A Collision of Two Imperfect Causes

I have read and enjoyed The Last Castle several times. I enjoyed it so much, I am reading it now in its much longer, original, unedited version. The title MacDonald originally chose was St. George and St. Michael.
MacDonald’s story begins in 1641 shortly after Thomas Wentworth, The Earl of Stafford was arrested by Parliament, tried for treason, and beheaded. King Charles I, a personal friend of Stafford, signed the order for the execution and regretted his decision to his dying day.
MacDonald, as a masterful storyteller, does not chose the easy road and cast the conflict between Parliament (Roundheads, Puritans) and the King as a one dimensional conflict between Good and Evil, but rather he shows how two groups of people, the Heywoods on one hand, and Henry Somerset , the Earl of Worchester, and his subjects on the other hand, find themselves by differing honorable convictions on opposite sides. Although on opposing sides, they fought each other for noble and altruistic reasons.
The Earl of Worchester, a catholic, and his followers had given their allegiance to the King and would stand by him to the bitter end. Hence St George is in the title, representing the red cross of England and the crown.
On the other hand, Richard Heywood and his father, believed their first allegiance was to their conscience and truth. For that reason they chose the side of Parliament and the Puritans. The archangel St. Michael stands for truth.
Although they were on opposite sides of this great civil war, when they met they respected each other since they saw a true man, a man of principle in the other. They were taking part in a war that was a collision of two imperfect causes (I think this phrase was used by MacDonald but I cannot locate the reference).
Indeed when Richard Heywood is captured inside Worchester’s Raglan Castle, The Earl now a Marquis offers him freedom if he would renounce his cause or even share his secret how he came to get into the castle. Richard declines and is sent to the dungeons.

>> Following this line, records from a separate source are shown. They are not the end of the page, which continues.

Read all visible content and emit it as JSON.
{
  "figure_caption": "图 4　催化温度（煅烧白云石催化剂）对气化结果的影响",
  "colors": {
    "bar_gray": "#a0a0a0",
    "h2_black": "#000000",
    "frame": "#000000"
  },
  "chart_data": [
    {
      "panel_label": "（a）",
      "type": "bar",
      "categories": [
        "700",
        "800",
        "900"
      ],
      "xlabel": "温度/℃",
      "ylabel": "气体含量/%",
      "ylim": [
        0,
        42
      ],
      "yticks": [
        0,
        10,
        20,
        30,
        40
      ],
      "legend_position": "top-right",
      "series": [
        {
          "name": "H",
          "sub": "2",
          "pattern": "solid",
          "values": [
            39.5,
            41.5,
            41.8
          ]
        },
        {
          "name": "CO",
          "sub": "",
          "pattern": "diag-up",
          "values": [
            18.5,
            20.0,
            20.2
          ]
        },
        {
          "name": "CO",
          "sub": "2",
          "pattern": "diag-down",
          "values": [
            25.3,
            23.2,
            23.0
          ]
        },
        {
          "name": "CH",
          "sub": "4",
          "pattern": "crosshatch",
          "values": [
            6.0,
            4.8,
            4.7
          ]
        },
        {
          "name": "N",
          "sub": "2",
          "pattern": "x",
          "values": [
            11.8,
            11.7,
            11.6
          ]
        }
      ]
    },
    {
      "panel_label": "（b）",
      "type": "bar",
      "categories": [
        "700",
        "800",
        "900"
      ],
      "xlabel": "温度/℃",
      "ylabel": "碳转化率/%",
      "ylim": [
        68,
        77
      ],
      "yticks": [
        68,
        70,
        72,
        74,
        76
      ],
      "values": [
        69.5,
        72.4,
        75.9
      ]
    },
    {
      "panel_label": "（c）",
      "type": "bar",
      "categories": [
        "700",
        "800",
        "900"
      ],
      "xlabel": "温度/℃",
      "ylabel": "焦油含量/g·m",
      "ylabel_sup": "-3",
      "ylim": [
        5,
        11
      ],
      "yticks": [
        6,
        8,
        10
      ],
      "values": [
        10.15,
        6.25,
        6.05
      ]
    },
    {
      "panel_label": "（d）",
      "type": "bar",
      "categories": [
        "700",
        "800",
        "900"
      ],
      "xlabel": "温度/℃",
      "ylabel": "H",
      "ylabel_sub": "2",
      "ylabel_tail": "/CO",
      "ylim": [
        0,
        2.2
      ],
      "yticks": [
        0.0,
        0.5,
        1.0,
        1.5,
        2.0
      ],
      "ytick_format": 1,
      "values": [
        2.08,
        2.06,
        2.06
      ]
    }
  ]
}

After Richard is taken away the honorable Marquis says to himself:
“I doubt not the boy would tell everything rather than see his mare whipped. He’s a fine fellow, and it were a thousand pities he turned coward and gave in. But the affair is not mine–it is the King’s. Would to God the rascal were on our side! He’s the right old English breed.”
How Does This Speak to Me Today?
In Matthew 7:1-2 Jesus says:
“Judge not, that you be not judged. For with the judgment you pronounce you will be judged and with the measure you use it will be measured to you.”
The reason I am not to judge, is not because judgment must never happen, but rather because I am so poor at it. I am too ready to excuse myself and condemn others. I know nothing of the background, assumptions, or personal history that led to a particular action in others. If this is true of contemporaries I know reasonably well, it is much more true of historical figure in whose shoes I have never walked and whose motivations I could never fathom. Yet, as I get to know people from other eras through what they have written , that reading can be invaluable in finding out about myself, my own biases and about the uncritiqued assumptions that so plague my thinking.
Concluding Thoughts
We live in a time when the wholesale destruction of our history is taking place. Statues are torn down, graves desecrated, and places named after historical figures are being renamed. We act as if we moderns are uniformly righteous and those that have gone before us are irredeemably evil. Even if that were true (we are too complex as human beings for that to be so clear cut) we would still be better off to leave our history intact and learn from our past both good and bad. It is better to have a view into the past from historical eyes than to leave the writing of history to the biased ideologues of today who desire us to think in a certain way.
Every war is a collision of two imperfect causes. Those on opposite sides may indeed be there for different, honorable reasons. I hope I continue to have the courage to respect that.